Across the US, home prices were up 4.3 per cent, the lowest reading since April 2015. Prices had gained 4.6 per cent year-over-year during the prior month. An index tracking prices in 10 cities gained 3.2 per cent.

The domestic housing market is coming off a lacklustre year in 2018. Rising mortgage rates, elevated property values and a limited number of listings discouraged prospective buyers, while homebuilders faced pressure from higher commodity prices and a labour shortage.

Buying activity has picked up this year, thanks in part to the Federal Reserve’s retreat from its prior rate-rise plans. Sales of previously owned homes surged 11.8 per cent in February when compared with the previous month. Mortgage rates sank from a peak of 4.95 per cent in November to 4.28 per cent by mid-March, the Case-Shiller report noted.

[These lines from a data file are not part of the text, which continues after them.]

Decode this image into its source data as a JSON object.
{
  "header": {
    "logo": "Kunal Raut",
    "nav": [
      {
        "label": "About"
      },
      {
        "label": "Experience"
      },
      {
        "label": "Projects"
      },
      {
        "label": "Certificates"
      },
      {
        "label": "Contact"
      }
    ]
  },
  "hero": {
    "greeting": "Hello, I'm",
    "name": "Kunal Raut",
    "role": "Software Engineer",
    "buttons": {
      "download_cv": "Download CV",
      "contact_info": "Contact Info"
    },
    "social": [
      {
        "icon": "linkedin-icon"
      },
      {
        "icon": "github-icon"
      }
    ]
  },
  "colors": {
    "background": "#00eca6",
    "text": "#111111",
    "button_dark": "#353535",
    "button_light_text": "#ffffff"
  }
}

“Mortgage rates are as important as prices for many home buyers,” David M. Blitzer, managing director and chairman of the index committee at S&P Dow Jones Indices, said in a statement. “It remains to be seen if recent low mortgage rates and smaller price gains can sustain improved home sales.”

For homebuilders, market challenges continued to drag on construction last month. The US Commerce Department said Tuesday construction of single-family homes slipped to a one-and-a-half-year low, as housing starts fell 8.7 per cent month-on-month to a seasonally adjusted annual rate of 1.162m residential units. Data for January and December were revised upward.

Building permits, a measure of future building activity, were down 1.6 per cent to a rate of 1.296m units.

The downbeat set of housing data pushed homebuilder stocks lower. The Dow Jones Home Construction Index fell 1.3 per cent on Tuesday. Toll Brothers, DR Horton and Lennar were each down more than 1 per cent.

“We still see the challenges the housing market has been dealing with over the past several months such as price growth and labour constraint,” said John Pataky, executive vice-president at TIAA Bank.

“However, the picture in the housing market is not all negative,” he added. “If buyers decide to take decisive action in this period of flat rates and decelerating cost growth, we could see the market pick up as spring homebuying season gets under way.”

Also on Tuesday, the Conference Board said its consumer confidence survey in March dipped to 124.1 from 131.4, bucking expectations for a reading of 132.5.